Rückblick: Dieser Trip wird zum Abenteuer. Rund 800 Kilometer vor dem europäischen Festland wird Merkel am Freitag klar: Eine Kurskorrektur wird fällig. Noch leicht zerzaust von einer Nacht im Flugzeug kommt die Kanzlerin zu den Journalisten, die sie eine Woche lang auf einer US-Tour begleitet hatten. Die Kanzlerin hat einen unfreiwilligen, einen fürwahr erzwungenen Zwischenstopp zu melden: Es geht zunächst nicht nach Berlin, sondern nach Lissabon, Portugals Hauptstadt.

Wegen des Vulkanausbruchs über Island ist der gesamte Luftraum über Nordeuropa gesperrt. Eine einzige Aschewolke. Nach dem zehnstündigen Atlantik-Flug bietet sich Lissabon geradezu an als erste Station für die Kanzlermaschine, für die „Konrad Adenauer“. Als der Airbus 310 am Donnerstag in San Francisco, abhebt, hegt Luftwaffen-Kapitän Oberstleutnant Wolfgang Watz noch eine Resthoffnung, dass er seinen wichtigsten Fluggast halbwegs planmäßig zurück in die Heimat fliegen kann. Der Flughafen Tegel ist zu dem Zeitpunkt zwar auch schon längst gesperrt. Aber südlich der Mainlinie geht noch was.
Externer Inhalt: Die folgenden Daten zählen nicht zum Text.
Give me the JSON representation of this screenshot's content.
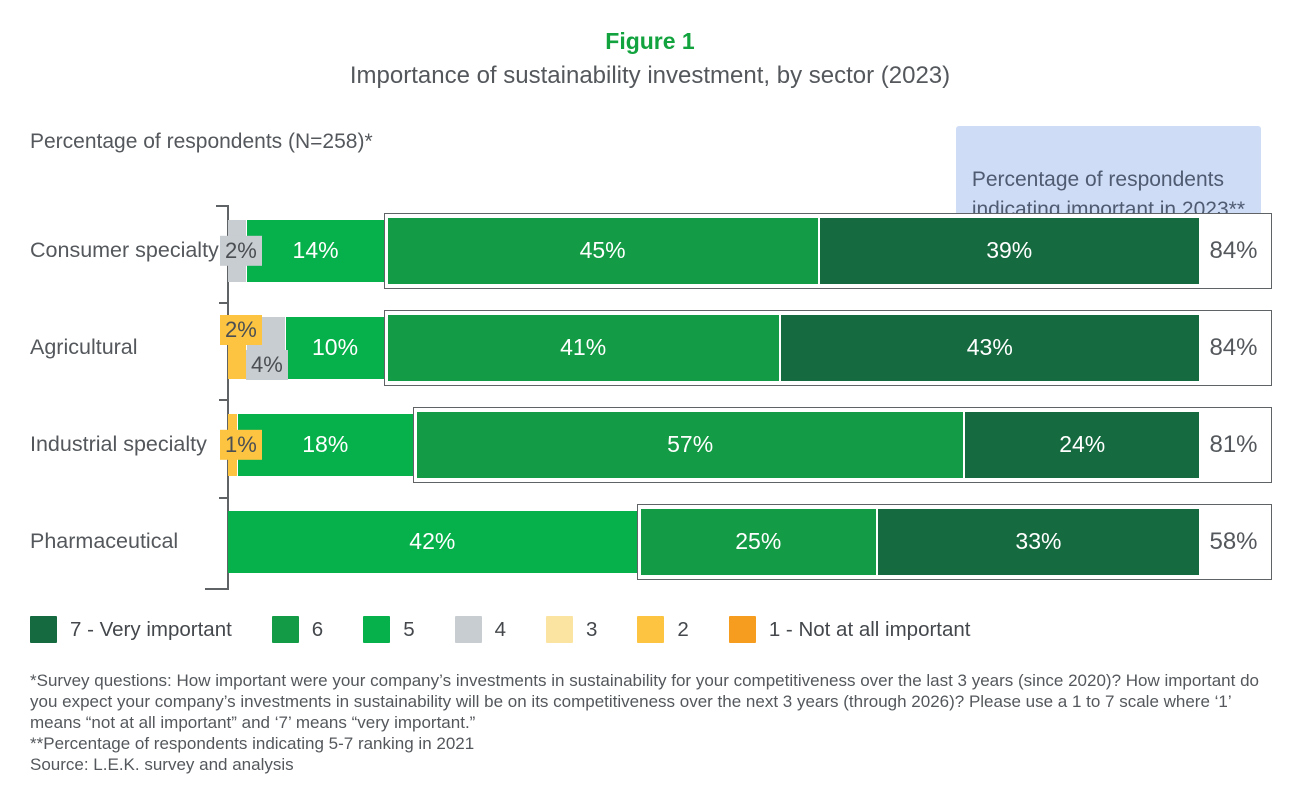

Die erste Alternativplanung - in München landen und dann mit dem Bus nach Berlin - sollte sich alsbald als illusionär erweisen.

Trügerische Hoffnungen

WAZ-Korrespondent Miguel Sanches ist mit der Kanzlerin unterwegs.
WAZ-Korrespondent Miguel Sanches ist mit der Kanzlerin unterwegs.

Der erste Halt ist sogar noch im Plan. Der Airbus kann die Strecke San Francisco-Berlin ohnehin nicht nonstop zurücklegen; dafür hat er nicht genug Reichweite. In Grand Forks, im Bundesstaat North-Dakota an der Grenze zu Kanada, landet die Maschine zum Tanken auf einem Flugplatz der US Air Force. Es wird noch mal extra viel Kerosin getankt. Die übliche Nordatlantik-Route - an Island vorbei - verbietet sich. Der Kapitän entschließt sich, 2000 Kilometer weiter südlich und 1000 Kilometer länger zu fliegen. Noch hegt er die trügerische Hoffnung, auf Umwegen nach Deutschland zu kommen.
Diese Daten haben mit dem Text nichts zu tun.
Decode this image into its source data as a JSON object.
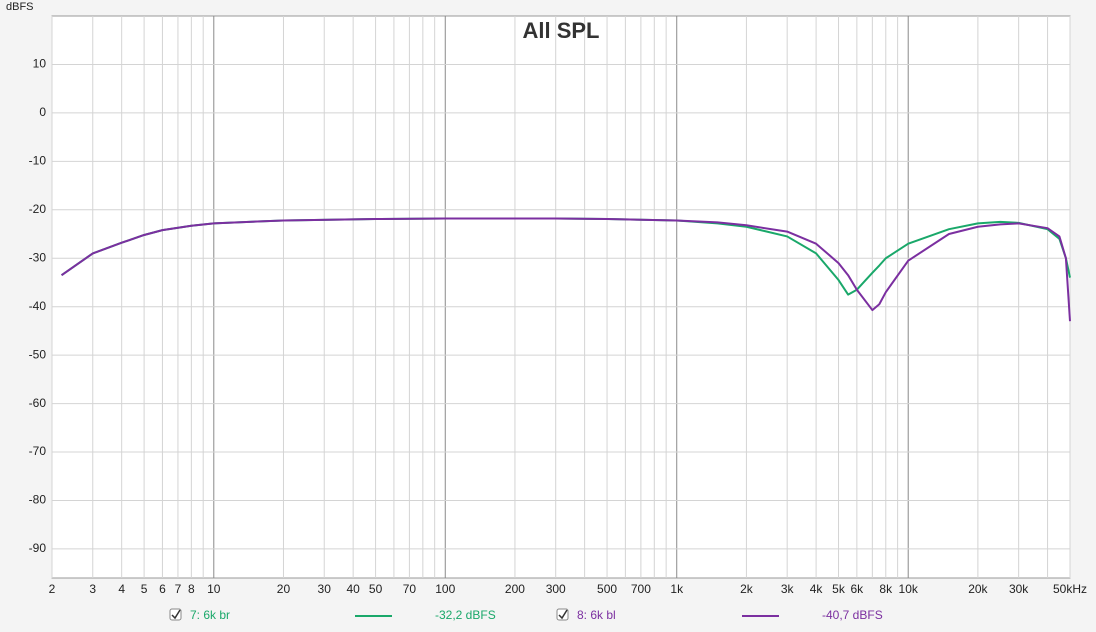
{
  "chart_data": {
    "type": "line",
    "title": "All SPL",
    "y_label": "dBFS",
    "x_scale": "log",
    "grid": true,
    "xlim": [
      2,
      50000
    ],
    "ylim": [
      -96,
      20
    ],
    "xticks": [
      2,
      3,
      4,
      5,
      6,
      7,
      8,
      10,
      20,
      30,
      40,
      50,
      70,
      100,
      200,
      300,
      500,
      700,
      {
        "value": 1000,
        "label": "1k"
      },
      {
        "value": 2000,
        "label": "2k"
      },
      {
        "value": 3000,
        "label": "3k"
      },
      {
        "value": 4000,
        "label": "4k"
      },
      {
        "value": 5000,
        "label": "5k"
      },
      {
        "value": 6000,
        "label": "6k"
      },
      {
        "value": 8000,
        "label": "8k"
      },
      {
        "value": 10000,
        "label": "10k"
      },
      {
        "value": 20000,
        "label": "20k"
      },
      {
        "value": 30000,
        "label": "30k"
      },
      {
        "value": 50000,
        "label": "50kHz"
      }
    ],
    "xminor_ticks": [
      9,
      60,
      80,
      90,
      400,
      600,
      800,
      900,
      7000,
      9000,
      40000
    ],
    "yticks": [
      10,
      0,
      -10,
      -20,
      -30,
      -40,
      -50,
      -60,
      -70,
      -80,
      -90
    ],
    "x": [
      2.2,
      3,
      4,
      5,
      6,
      8,
      10,
      20,
      50,
      100,
      300,
      500,
      1000,
      1500,
      2000,
      3000,
      4000,
      5000,
      5500,
      6000,
      7000,
      7500,
      8000,
      10000,
      15000,
      20000,
      25000,
      30000,
      40000,
      45000,
      48000,
      50000
    ],
    "series": [
      {
        "name": "7: 6k br",
        "readout": "-32,2 dBFS",
        "color": "#1aa86a",
        "values": [
          -33.5,
          -29,
          -26.8,
          -25.2,
          -24.2,
          -23.3,
          -22.8,
          -22.2,
          -21.9,
          -21.8,
          -21.8,
          -21.9,
          -22.2,
          -22.8,
          -23.5,
          -25.5,
          -29,
          -34.5,
          -37.5,
          -36.5,
          -33,
          -31.5,
          -30,
          -27,
          -24,
          -22.8,
          -22.5,
          -22.7,
          -24,
          -26,
          -30,
          -34
        ]
      },
      {
        "name": "8: 6k bl",
        "readout": "-40,7 dBFS",
        "color": "#7b2fa0",
        "values": [
          -33.5,
          -29,
          -26.8,
          -25.2,
          -24.2,
          -23.3,
          -22.8,
          -22.2,
          -21.9,
          -21.8,
          -21.8,
          -21.9,
          -22.2,
          -22.6,
          -23.2,
          -24.5,
          -27,
          -31,
          -33.5,
          -36.5,
          -40.7,
          -39.5,
          -37,
          -30.5,
          -25,
          -23.5,
          -23,
          -22.8,
          -23.8,
          -25.5,
          -30,
          -43
        ]
      }
    ]
  }
}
Als sich der Plan zerschlägt, greift Merkel zum Telefon. Sie war in Berlin mit Finanzminister Wolfgang Schäuble verabredet und hätte eine Lagebesprechung mit Kanzleramtschef Ronald Pofalla gehabt. Aber auch Jürgen Rüttgers musste sie vertrösten. Für Samstag war sie als Hauptrednerin bei der CDU-Kundgebung in Neuss eingeplant - der Termin fiel nun in Wasser. So ist auch der NRW-Wahlkampf betroffen. „Dann muss Rüttgers eben warten“, sagte Merkel. Dem CDU-Spitzenkandidaten bleibt aber auch nichts erspart.
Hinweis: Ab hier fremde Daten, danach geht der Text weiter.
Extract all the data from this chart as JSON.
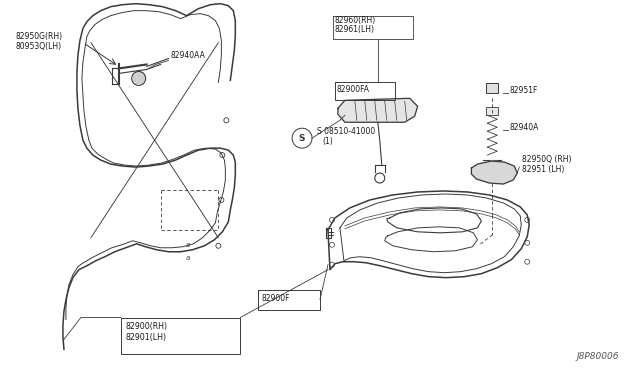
{
  "bg_color": "#ffffff",
  "line_color": "#3a3a3a",
  "text_color": "#1a1a1a",
  "part_id": "J8P80006",
  "fs": 5.5,
  "labels": {
    "lbl_82950G": "82950G(RH)",
    "lbl_80953Q": "80953Q(LH)",
    "lbl_82940AA": "82940AA",
    "lbl_82960": "82960(RH)",
    "lbl_82961": "82961(LH)",
    "lbl_82900FA": "82900FA",
    "lbl_screw": "S 08510-41000",
    "lbl_screw2": "(1)",
    "lbl_82951F": "82951F",
    "lbl_82940A": "82940A",
    "lbl_82950Q": "82950Q (RH)",
    "lbl_82951": "82951 (LH)",
    "lbl_82900F": "82900F",
    "lbl_82900": "82900(RH)",
    "lbl_82901": "82901(LH)"
  }
}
In den letzten Tagen war so einiges nicht ganz nach Plan verlaufen. In Hollywood hatten die Stars die Kanzlerin versetzt, in San Francisco wurde sie mit der Nachricht vom Tod von vier deutschen Soldaten in Afghanistan konfrontiert, ein Schock. Und nun kommt auch noch die schräge Odyssee dazu.